Excellent, thanks for your thoughts and recommendation on the NEMA 6-50.
I'm in no way trying to dispute your second paragraph, but just curious
as to the source of that? Electrical code? Underwriters Labs? other EVSE manufacturers? and did you mean above 40 A
continuous (i.e. above 50 A breaker) it must go to hard-wired? or did
you mean over 32 A continuous (above 40 A breaker) it must be hard-wired?
Also
googling a bit more I found a Honda-Leviton Q and A page (not that it
necessarily applies to all EVSEs or to Canada),
https://honda.leviton.com/infocenter/evse-fact-sheet, but it does speak
rather generally about electrical code and says, among other things:
1.
a 50 A outlet is allowed in a garage (which begs the question is a 50 A
outlet allowed outdoors... that page doesn't say, RV examples certainly
exist)
2. if over 60 A, it needs "a disconnect" which I suppose is a big red throw switch to cut the power
3. an EVSE (or at least they're talking about theirs) can only be mounted outdoors if it is hard-wired
So
I'm not sure if point 3 is implying that theirs IS over 40 A, so for it
to also be outdoors, it must be hard-wired (thus it would just be an
application of your point).
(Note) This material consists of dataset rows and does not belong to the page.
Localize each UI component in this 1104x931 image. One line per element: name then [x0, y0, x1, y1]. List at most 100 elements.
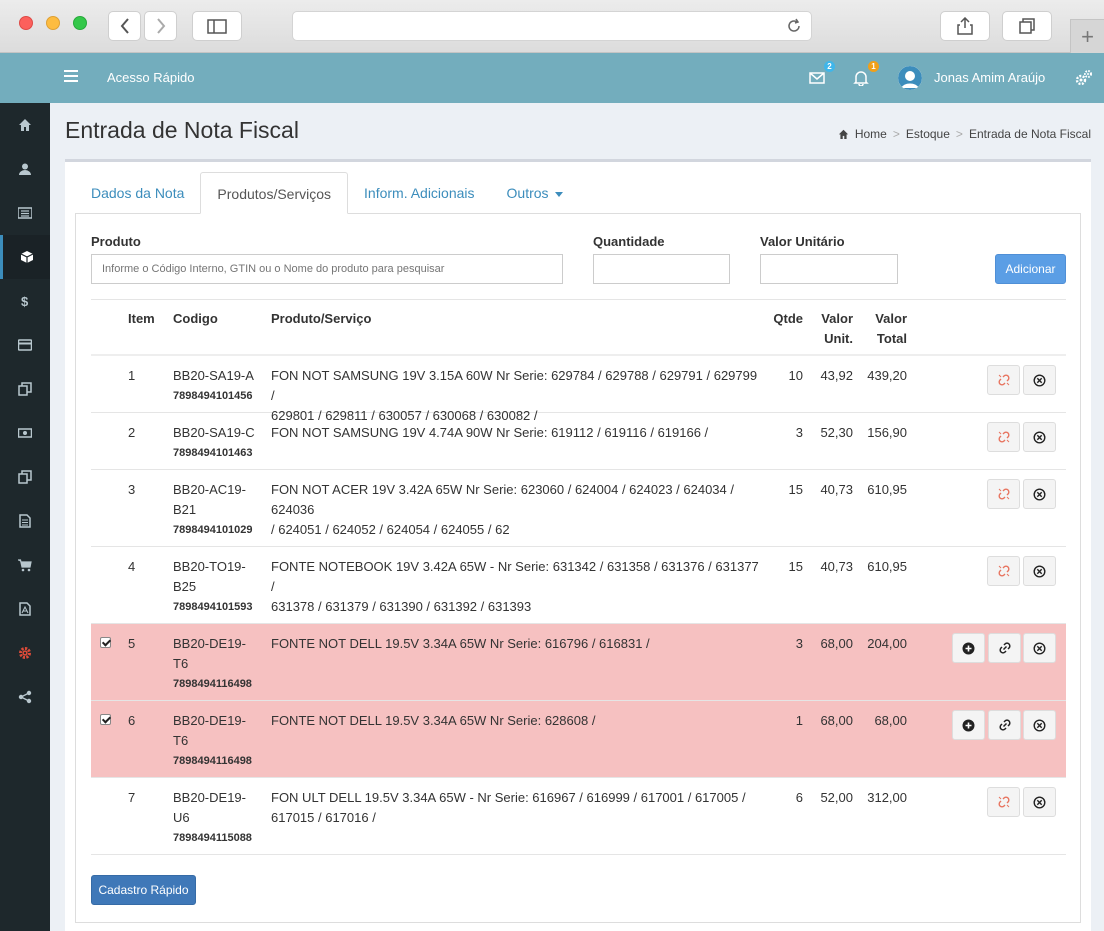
row-remove-button[interactable]	[1023, 633, 1056, 663]
row-unlink-button[interactable]	[987, 422, 1020, 452]
close-window-button[interactable]	[19, 16, 33, 30]
reload-icon[interactable]	[786, 18, 802, 34]
tab-dados-da-nota[interactable]: Dados da Nota	[75, 172, 200, 214]
row-codigo: BB20-AC19- B21 7898494101029	[173, 480, 253, 540]
sidebar-icon	[207, 18, 227, 34]
cadastro-rapido-button[interactable]: Cadastro Rápido	[91, 875, 196, 905]
link-icon	[998, 642, 1011, 654]
sidebar-item-cards[interactable]	[0, 323, 50, 367]
breadcrumb-estoque[interactable]: Estoque	[906, 127, 950, 141]
shopping-cart-icon	[18, 559, 32, 572]
row-codigo-line1: BB20-DE19-	[173, 713, 246, 728]
valor-unitario-input[interactable]	[760, 254, 898, 284]
row-valor-total: 610,95	[867, 482, 907, 497]
sidebar-item-finance[interactable]: $	[0, 279, 50, 323]
quick-access-link[interactable]: Acesso Rápido	[107, 70, 194, 85]
sidebar-item-home[interactable]	[0, 103, 50, 147]
sidebar-item-copy[interactable]	[0, 367, 50, 411]
unlink-icon	[997, 488, 1010, 500]
row-produto-line2: / 624051 / 624052 / 624054 / 624055 / 62	[271, 522, 510, 537]
row-link-button[interactable]	[988, 710, 1021, 740]
row-gtin: 7898494101456	[173, 390, 253, 402]
sidebar-item-stock[interactable]	[0, 235, 50, 279]
row-add-button[interactable]	[952, 633, 985, 663]
row-remove-button[interactable]	[1023, 787, 1056, 817]
row-valor-unit: 52,00	[820, 790, 853, 805]
svg-text:$: $	[21, 294, 29, 308]
sidebar-item-pdf[interactable]	[0, 587, 50, 631]
menu-toggle-icon[interactable]	[64, 70, 78, 85]
tab-produtos-servicos[interactable]: Produtos/Serviços	[200, 172, 349, 214]
envelope-icon	[809, 72, 825, 84]
row-produto: FON NOT SAMSUNG 19V 4.74A 90W Nr Serie: …	[271, 423, 761, 443]
row-link-button[interactable]	[988, 633, 1021, 663]
cube-icon	[20, 251, 33, 263]
row-codigo: BB20-DE19- U6 7898494115088	[173, 788, 252, 848]
row-remove-button[interactable]	[1023, 556, 1056, 586]
link-icon	[998, 719, 1011, 731]
row-checkbox[interactable]	[100, 637, 111, 648]
breadcrumb-separator: >	[955, 127, 963, 141]
notifications-button[interactable]: 1	[853, 61, 879, 87]
breadcrumb-separator: >	[892, 127, 900, 141]
maximize-window-button[interactable]	[73, 16, 87, 30]
share-button[interactable]	[940, 11, 990, 41]
top-navbar: Acesso Rápido 2 1 Jonas Amim Araújo	[0, 53, 1104, 103]
row-unlink-button[interactable]	[987, 365, 1020, 395]
times-circle-icon	[1033, 373, 1046, 387]
row-codigo-line2: T6	[173, 656, 189, 671]
main-box: Dados da Nota Produtos/Serviços Inform. …	[65, 159, 1091, 931]
row-remove-button[interactable]	[1023, 365, 1056, 395]
times-circle-icon	[1033, 487, 1046, 501]
table-body: 1 BB20-SA19-A 7898494101456 FON NOT SAMSUNG…	[91, 356, 1066, 855]
row-add-button[interactable]	[952, 710, 985, 740]
row-remove-button[interactable]	[1023, 479, 1056, 509]
row-valor-unit: 52,30	[820, 425, 853, 440]
row-valor-unit: 40,73	[820, 482, 853, 497]
back-button[interactable]	[108, 11, 141, 41]
row-remove-button[interactable]	[1023, 710, 1056, 740]
tab-inform-adicionais[interactable]: Inform. Adicionais	[348, 172, 491, 214]
sidebar-item-users[interactable]	[0, 147, 50, 191]
minimize-window-button[interactable]	[46, 16, 60, 30]
settings-button[interactable]	[1075, 69, 1095, 89]
row-checkbox[interactable]	[100, 714, 111, 725]
tab-outros-label: Outros	[506, 185, 549, 201]
sidebar-item-reports[interactable]	[0, 499, 50, 543]
times-circle-icon	[1033, 641, 1046, 655]
sidebar-toggle-button[interactable]	[192, 11, 242, 41]
sidebar-item-cart[interactable]	[0, 543, 50, 587]
tabs-icon	[1019, 18, 1035, 34]
sidebar: $	[0, 103, 50, 931]
quantidade-input[interactable]	[593, 254, 730, 284]
sidebar-item-share[interactable]	[0, 675, 50, 719]
sidebar-item-settings[interactable]	[0, 631, 50, 675]
sidebar-item-list[interactable]	[0, 191, 50, 235]
url-bar[interactable]	[292, 11, 812, 41]
breadcrumb-home[interactable]: Home	[855, 127, 887, 141]
sidebar-item-documents[interactable]	[0, 455, 50, 499]
produto-search-input[interactable]	[91, 254, 563, 284]
user-name[interactable]: Jonas Amim Araújo	[934, 70, 1045, 85]
row-unlink-button[interactable]	[987, 479, 1020, 509]
add-button[interactable]: Adicionar	[995, 254, 1066, 284]
row-unlink-button[interactable]	[987, 556, 1020, 586]
sidebar-item-money[interactable]	[0, 411, 50, 455]
table-row: 7 BB20-DE19- U6 7898494115088 FON ULT DELL 1…	[91, 778, 1066, 855]
row-unlink-button[interactable]	[987, 787, 1020, 817]
produto-label: Produto	[91, 234, 141, 249]
share-icon	[957, 17, 973, 35]
tab-outros[interactable]: Outros	[491, 172, 580, 214]
forward-button[interactable]	[144, 11, 177, 41]
new-tab-button[interactable]: +	[1070, 19, 1104, 53]
messages-button[interactable]: 2	[809, 61, 835, 87]
row-qtde: 3	[795, 636, 803, 651]
row-remove-button[interactable]	[1023, 422, 1056, 452]
user-avatar-icon	[898, 66, 922, 90]
row-produto-line1: FON NOT ACER 19V 3.42A 65W Nr Serie: 623…	[271, 482, 734, 517]
tabs-overview-button[interactable]	[1002, 11, 1052, 41]
row-valor-total: 204,00	[867, 636, 907, 651]
user-avatar[interactable]	[898, 66, 922, 90]
quantidade-label: Quantidade	[593, 234, 665, 249]
row-gtin: 7898494115088	[173, 832, 252, 844]
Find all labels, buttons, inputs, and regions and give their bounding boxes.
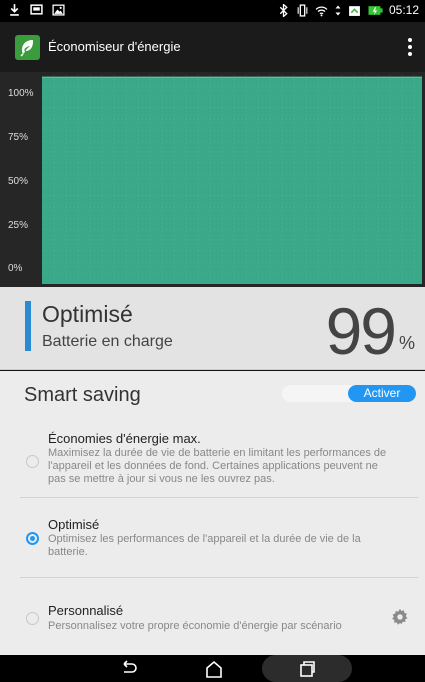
- radio-max-saving[interactable]: [26, 455, 39, 468]
- vibrate-icon: [297, 3, 308, 17]
- y-tick-label: 50%: [8, 176, 29, 187]
- gear-icon[interactable]: [391, 608, 409, 626]
- battery-status-card: Optimisé Batterie en charge 99 %: [0, 287, 425, 370]
- leaf-icon: [15, 35, 40, 60]
- chart-plot-area: [42, 75, 422, 284]
- battery-unit: %: [398, 333, 415, 353]
- battery-level: 99: [325, 294, 397, 368]
- back-icon[interactable]: [114, 659, 142, 679]
- data-transfer-icon: [335, 5, 341, 15]
- toggle-activate-label[interactable]: Activer: [348, 385, 416, 402]
- download-icon: [10, 4, 19, 16]
- y-tick-label: 100%: [8, 88, 34, 99]
- recents-icon[interactable]: [293, 659, 321, 679]
- option-max-saving[interactable]: Économies d'énergie max. Maximisez la du…: [0, 429, 425, 497]
- option-title: Économies d'énergie max.: [48, 431, 201, 446]
- option-title: Personnalisé: [48, 603, 124, 618]
- battery-chart: 100% 75% 50% 25% 0%: [0, 72, 425, 287]
- option-optimized[interactable]: Optimisé Optimisez les performances de l…: [0, 515, 425, 563]
- radio-custom[interactable]: [26, 612, 39, 625]
- battery-saver-icon: [349, 5, 360, 16]
- battery-charging-icon: [368, 5, 383, 15]
- smart-saving-label: Smart saving: [24, 384, 141, 406]
- radio-optimized[interactable]: [26, 532, 39, 545]
- overflow-menu-icon[interactable]: [403, 35, 417, 59]
- bluetooth-icon: [279, 3, 288, 17]
- option-custom[interactable]: Personnalisé Personnalisez votre propre …: [0, 603, 425, 639]
- y-tick-label: 0%: [8, 263, 23, 274]
- home-icon[interactable]: [200, 659, 228, 679]
- y-tick-label: 75%: [8, 132, 29, 143]
- divider: [20, 577, 418, 578]
- navigation-bar: [0, 655, 425, 682]
- app-title: Économiseur d'énergie: [48, 39, 181, 54]
- status-bar: 05:12: [0, 0, 425, 22]
- smart-saving-toggle[interactable]: Activer: [282, 385, 416, 402]
- divider: [20, 497, 418, 498]
- y-tick-label: 25%: [8, 220, 29, 231]
- status-time: 05:12: [388, 3, 419, 17]
- image-icon: [52, 4, 65, 16]
- status-title: Optimisé: [42, 301, 133, 327]
- app-bar: Économiseur d'énergie: [0, 22, 425, 72]
- smart-saving-settings: Smart saving Activer Économies d'énergie…: [0, 371, 425, 655]
- status-accent-bar: [25, 301, 31, 351]
- option-description: Personnalisez votre propre économie d'én…: [48, 620, 342, 632]
- wifi-icon: [315, 5, 328, 16]
- option-description: Optimisez les performances de l'appareil…: [48, 533, 361, 558]
- status-subtitle: Batterie en charge: [42, 333, 173, 350]
- option-title: Optimisé: [48, 517, 100, 532]
- option-description: Maximisez la durée de vie de batterie en…: [48, 447, 387, 485]
- message-icon: [30, 4, 43, 15]
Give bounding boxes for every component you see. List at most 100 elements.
Or if they mean there is some other
parameter of their EVSE or other rule in the code that prevents theirs
from being used outdoors unless hard-wired.
It sounds like hard-wired is actually likely to make an electrical inspector happier than a cord-and-plug setup, and since I was leaning that way anyway for other reasons, that's fine.
Anyway interesting stuff. Thanks again for your reply.